Adansi Sweets plans on advertising with media houses soon.

However, they fear demand from advertisement may not meet production.

“As a start-up business, it is necessary to channel your finances in production. Currently, we have few equipment. If we start advertisement now, we may not be able to meet the demands,” she said.

Winifred says though there has been training from the NBSSI, the support is not financial.

Mrs. Oppong Marfo encourages Ghanaians to purchase Made in Ghana products.

She entreats people to check the nutritional content of products before purchasing.

“Gradually Ghanaians are accepting Made-in-Ghana products. I encourage Ghanaians to read when they buy any package.

“They have to check the ingredients and nutritional information.  Foreign chocolate has lots of ingredients on the label. They contain lots of hydrogenated oils. You can sell other chocolates in the sun, but you cannot sell Adansi Chocolates in the sun.

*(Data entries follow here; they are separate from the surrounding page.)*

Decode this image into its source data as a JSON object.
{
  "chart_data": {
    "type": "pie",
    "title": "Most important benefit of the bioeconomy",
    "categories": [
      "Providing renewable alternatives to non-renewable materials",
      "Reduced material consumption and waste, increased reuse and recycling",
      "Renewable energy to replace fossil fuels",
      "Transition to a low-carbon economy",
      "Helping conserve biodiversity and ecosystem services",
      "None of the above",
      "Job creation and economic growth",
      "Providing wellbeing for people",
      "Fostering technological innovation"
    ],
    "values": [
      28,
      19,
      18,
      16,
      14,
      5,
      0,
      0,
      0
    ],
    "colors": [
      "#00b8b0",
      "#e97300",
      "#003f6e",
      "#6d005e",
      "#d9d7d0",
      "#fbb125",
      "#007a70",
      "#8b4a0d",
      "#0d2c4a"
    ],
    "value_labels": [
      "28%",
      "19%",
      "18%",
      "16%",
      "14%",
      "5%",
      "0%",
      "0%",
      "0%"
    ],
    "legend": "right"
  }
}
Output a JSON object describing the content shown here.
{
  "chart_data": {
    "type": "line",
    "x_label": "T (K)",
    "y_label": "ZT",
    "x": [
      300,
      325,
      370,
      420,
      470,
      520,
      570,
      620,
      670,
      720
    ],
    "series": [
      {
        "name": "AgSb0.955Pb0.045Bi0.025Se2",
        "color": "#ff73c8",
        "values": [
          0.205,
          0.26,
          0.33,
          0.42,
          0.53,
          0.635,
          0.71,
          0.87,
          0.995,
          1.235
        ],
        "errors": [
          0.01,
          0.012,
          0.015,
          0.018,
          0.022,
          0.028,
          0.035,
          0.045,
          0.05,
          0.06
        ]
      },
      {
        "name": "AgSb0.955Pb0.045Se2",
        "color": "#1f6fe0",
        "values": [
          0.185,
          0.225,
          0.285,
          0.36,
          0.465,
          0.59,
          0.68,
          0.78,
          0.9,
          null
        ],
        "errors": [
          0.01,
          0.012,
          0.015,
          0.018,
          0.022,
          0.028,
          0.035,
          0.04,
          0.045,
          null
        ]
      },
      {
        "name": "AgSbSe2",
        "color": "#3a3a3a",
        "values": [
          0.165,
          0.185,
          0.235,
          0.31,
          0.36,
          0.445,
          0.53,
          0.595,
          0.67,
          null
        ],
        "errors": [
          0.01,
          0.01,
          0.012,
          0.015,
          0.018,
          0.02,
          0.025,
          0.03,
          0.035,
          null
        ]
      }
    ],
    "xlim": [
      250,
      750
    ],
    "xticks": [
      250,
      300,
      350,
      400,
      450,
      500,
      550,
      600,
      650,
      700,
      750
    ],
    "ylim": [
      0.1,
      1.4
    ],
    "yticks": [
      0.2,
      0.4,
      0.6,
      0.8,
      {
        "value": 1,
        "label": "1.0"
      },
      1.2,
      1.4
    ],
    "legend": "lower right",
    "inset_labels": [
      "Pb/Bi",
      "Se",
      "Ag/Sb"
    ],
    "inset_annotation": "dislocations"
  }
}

Adansi are handmade, and it is made to meet certain nutritional or health needs.

“If you are diabetic, we make the chocolate to your specification. In doing that, it is going to be a bit expensive.  Your need may not be the need of another person.

“Foreigners buy our chocolates more. That is because our shave more cocoa content. We do not hydrogenated oils to our chocolates. It’s basically the cocoa liquor, cocoa butter, sugar and powder. The fat content in the powder differs, some have 5%, others 20%,” she explained.

Many women spend time accomplishing multiple family demands, limiting the amount of time they can commit to their businesses.

In all these, Winifred Oppong Marfo says a balanced lifestyle is important.

She often stays up late attending to foreign clients.

“I am glad my husband supports me in this business. He is actually the general manager. He does most of the factory work and I handle the customer aspect. It’s a bit challenging being a female entrepreneur, others have done it so I can,” she revealed.

Mrs. Oppong Marfo says Adansi Sweet will be focusing on exports in the future, with the aim of becoming one of the country’s most vibrant chocolate brands.

Currently, the company is undergoing all necessary regulations.